Com o projeto de caça de quinta geração Índia-Rússia (FGFA) mostrando poucos sinais de avançar, é o programa de um caça bimotor Stealth e de 5ª geração, chamado de Advanced Medium Combat Aircraft (AMCA), que a IAF está agora procurando “como um substituto para o Sukhoi Su-30, que começará a mostrar sua idade até lá”, observou Nambier. Ele disse que a Força Aérea já liberou uma instalação no sul da Índia, para a Organização de Desenvolvimento de Pesquisa de Defesa, começar a trabalhar em dois demonstradores de tecnologia AMCA.

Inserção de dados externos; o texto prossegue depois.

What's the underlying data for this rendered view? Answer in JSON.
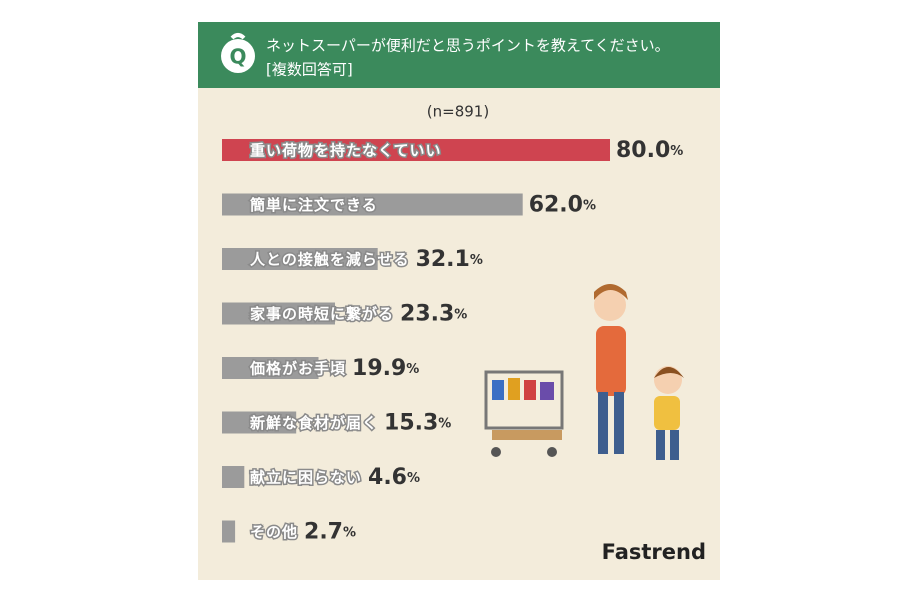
{
  "chart_data": {
    "type": "bar",
    "orientation": "horizontal",
    "title": "ネットスーパーが便利だと思うポイントを教えてください。",
    "subtitle": "[複数回答可]",
    "icon_label": "Q",
    "note": "(n=891)",
    "categories": [
      "重い荷物を持たなくていい",
      "簡単に注文できる",
      "人との接触を減らせる",
      "家事の時短に繋がる",
      "価格がお手頃",
      "新鮮な食材が届く",
      "献立に困らない",
      "その他"
    ],
    "values": [
      80.0,
      62.0,
      32.1,
      23.3,
      19.9,
      15.3,
      4.6,
      2.7
    ],
    "value_labels": [
      "80.0%",
      "62.0%",
      "32.1%",
      "23.3%",
      "19.9%",
      "15.3%",
      "4.6%",
      "2.7%"
    ],
    "colors": [
      "#cf4450",
      "#9b9b9b",
      "#9b9b9b",
      "#9b9b9b",
      "#9b9b9b",
      "#9b9b9b",
      "#9b9b9b",
      "#9b9b9b"
    ],
    "xlim": [
      0,
      100
    ],
    "source": "Fastrend"
  }
}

Embora otimista em relação ao projeto, Ashis Kumar Ghosh, diretor do projeto AMCA, disse que houve inúmeros desafios. “O AMCA está na quinta geração, categoria de peso de 25 toneladas e que o AMCA terá uma alta capacidade stealth. O mais importante desafio é desenvolver a tecnologia de forma independente”. Ele acrescentou que um aumento na capacidade de sobrevivência foi planejado com “furtividade, guerra eletrônica e desempenho”.

O plano visa primeiro voar dois demonstradores de tecnologia de uma aeronave de quinta geração. “Uma vez que a célula esteja pronta e voando, começaremos a adicionar outras de maneira gradual. Isso ajudará a reduzir o risco do programa, já que podemos começar a trabalhar em diferentes aspectos simultaneamente”. Ele acrescentou que “muitos requisitos são necessários para ser stealth. Se você não consegue manter as tolerâncias (geométricas) adequadas, isso se torna um desafio”.

Com a frota de Rafale sendo entregue de setembro do próximo ano até 2022, um oficial indicou que a Dassault provavelmente receberá um pedido adicional nos anos seguintes, já que eles provavelmente serão mais baratos.

Com relação ao programa que prevê a aquisição de 114 aeronaves de combate multi-função (MRCA), com uma solicitação de proposta que será emitida no final de 2019 e implementada após três ou quatro anos, há uma certa desconfiança entre analistas e estrategistas do comando da IAF, pois a experiência com o primeiro MMRCA, onde o Rafale sagrou-se vencedor, mas não levou, pode vir a acontecer novamente, prejudicando em muito a IAF.

Além disso, 85% do projeto MRCA tem que ser “Fabricado na Índia”. Embora a intenção seja excelente, o modelo é lento na tomada de decisões, deixando os fornecedores futuros em um estado de incerteza.


FONTE: AINonline

5 COMENTÁRIOS

  1. IAF usar tecnologia russa vai se dar mal. o caminho não é esse que o Japão desistiu do seu 5ª geração pelo custo. é melhor que tente um 4ª geração mesmo

  2. Tejas aeronave maravilhosa é piada né!? Não apenas é uma aeronave inadequada para substituir os Mig-29 e Mirage 2000 como ainda por cima é inferior ao JF-17 paquistanês. Se os indianos fossem mais espertos (e menos corruptos) teriam colocado como offset do MMRCA consultoria para o projeto de um novo caça pois o Tejas me parece praticamente inócuo.

    • Haha! Concordo com você! Chamar o Tejas de maravilhoso foi forçar a barra mesmo. Algo me diz que a Dassault ainda vai lucrar muito por um bom tempo!